Potrzebne mi medium do odczyniania złych kulinarnych uroków, bo jak nie
minie ta zła passa, to wyrzucę blaszki i
przepisy na śmietnik, aby nie narażać zdrowia rodziny na szwank, a ich zmysłu
estetycznego na nieodwracalne, być może, zmiany.
Zaczęło się od tego, że ciasta
przestały mi rosnąć z nieznanej bliżej przyczyny. Za każdym razem przepis niby
idealny i u innych gospodyń dający efekt
cudów nie widów.
A u mnie?
U mnie
konusowate nie wiadomo co, ledwo łypiące z dna blaszki. Na szczęście mikraśne ciachowe
ciałko nadrabiało smakiem i znikało bez problemów w przepastnych paszczach
domowników, tyle, że o wiele szybciej, niż normalne.
Przedostatni mój wyrób wyglądem i
konsystencją przypominał dobrze wyleżakowany żółty ser, a w smaku, no cóż…dla
odważnych był nawet zjadalny, pod
warunkiem, że posiadali własne, mocno osadzone uzębienie.
W życiu nie wyszedł
mi tak wspaniały, idealny w każdym calu, książkowy wręcz zakalec.
Nie poddałam się i dzisiaj znowu
podjęłam kulinarną próbę samobójczą.
I co?
Ciasto, które powinno być mieszalne
i swobodnie wypływać z miski, konsystencją przypominało twardniejący beton i
dało się przenieść do foremki dopiero za pomocą łychy, szpatułki i sporej dawki
energii przełożonej na iście pudzianową siłę ramion.
Upchnięte w piekarniku długo nie dawało znaków
życia, natomiast pod koniec pieczenia uległo wypiętrzeniu, jak nie
przesadzając, nacierające na siebie, prehistoryczne płyty tektoniczne, co
prawdopodobnie było efektem jego niemożebnie zwartej budowy.

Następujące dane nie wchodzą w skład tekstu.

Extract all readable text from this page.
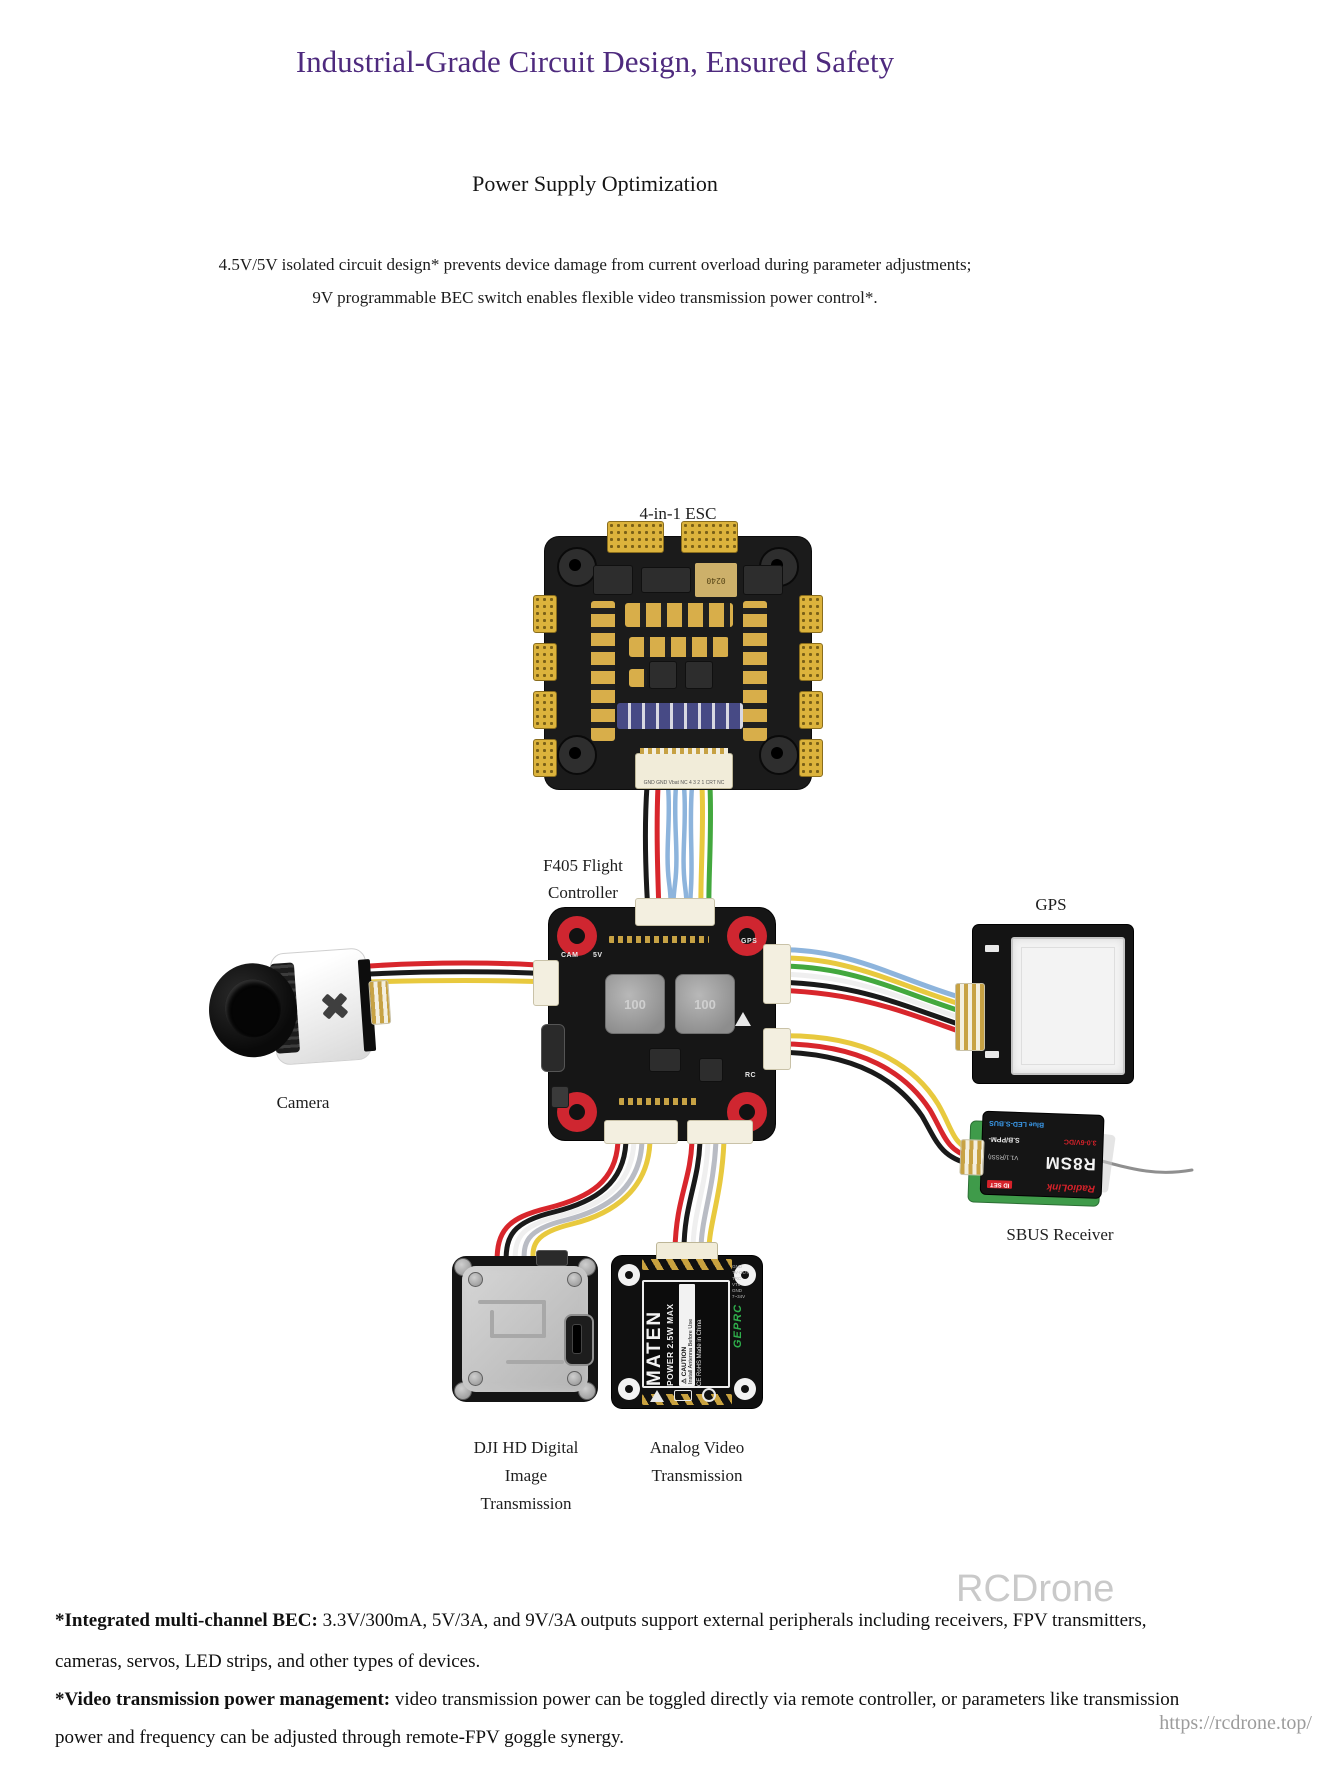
Industrial-Grade Circuit Design, Ensured Safety
Power Supply Optimization
4.5V/5V isolated circuit design* prevents device damage from current overload during parameter adjustments;
9V programmable BEC switch enables flexible video transmission power control*.
0240
GND GND Vbat NC 4 3 2 1 CRT NC
100	100
CAM 5V
GPS
RC
RadioLink
ID SET
R8SM
V1.1(RSSI)
3.0-6V/DC
S.B/PPM-
Blue LED-S.BUS
GND
TV-OUT
TRC
VTx
GND
7~34V
MATEN POWER 2.5W MAX ⚠ CAUTION Install Antenna Before Use CE RoHS Made in China	GEPRC
4-in-1 ESC
F405 Flight
Controller
GPS
Camera
SBUS Receiver
DJI HD Digital
Image
Transmission
Analog Video
Transmission
RCDrone
*Integrated multi-channel BEC: 3.3V/300mA, 5V/3A, and 9V/3A outputs support external peripherals including receivers, FPV transmitters,
cameras, servos, LED strips, and other types of devices.
*Video transmission power management: video transmission power can be toggled directly via remote controller, or parameters like transmission
power and frequency can be adjusted through remote-FPV goggle synergy.
https://rcdrone.top/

Pozostaje mi tylko mieć nadzieję,
że zły smak i szpetota nie idą razem w parze, i ciacho choć szkaradne ze
wszech miar, to jednak będzie smakowało niebiańsko.
* * * * *
Pół godziny później:
Nie szły! :)
* * * * *
Rozmówki małżeńskie:
Ona (chytrze) -Kochanie, kupiłeś ziemniaki?
On (nieświadomie) - yhy
Ona (teatralnie pokornie)- nooo, bo się skończyły i w związku z tym ich
nie obrałam … huraaa! Huraaa! (wynik tłumionej ekspansji świadomego
lenistwa)
On (rozżalony)- No wiesz, a ja dla Ciebie po mozzarellę do
Reala.
Ona (sarkastyczno-sadystycznie)- Ale mi pojechałeś po sumieniu. Ałaaaa
uuuuuu....cookie monster |
normalnie mu dekiel wywaliło Po tym moim całkiem zjadalnym straszydle, wklejam coś o wiele bardziej estetycznego i uroczego. To Lucek vel Lucyfer prezentuje nagrody, które są do wylosowania dla chętnych biorących udział w candy od lucyfera :) |
Co chcesz? Ladnie wyroslo. W jednym miejscu przeszlo same siebie, a mawiaja, ze wlasnej d**y sie nie przeskoczy. Otoz nieprawda!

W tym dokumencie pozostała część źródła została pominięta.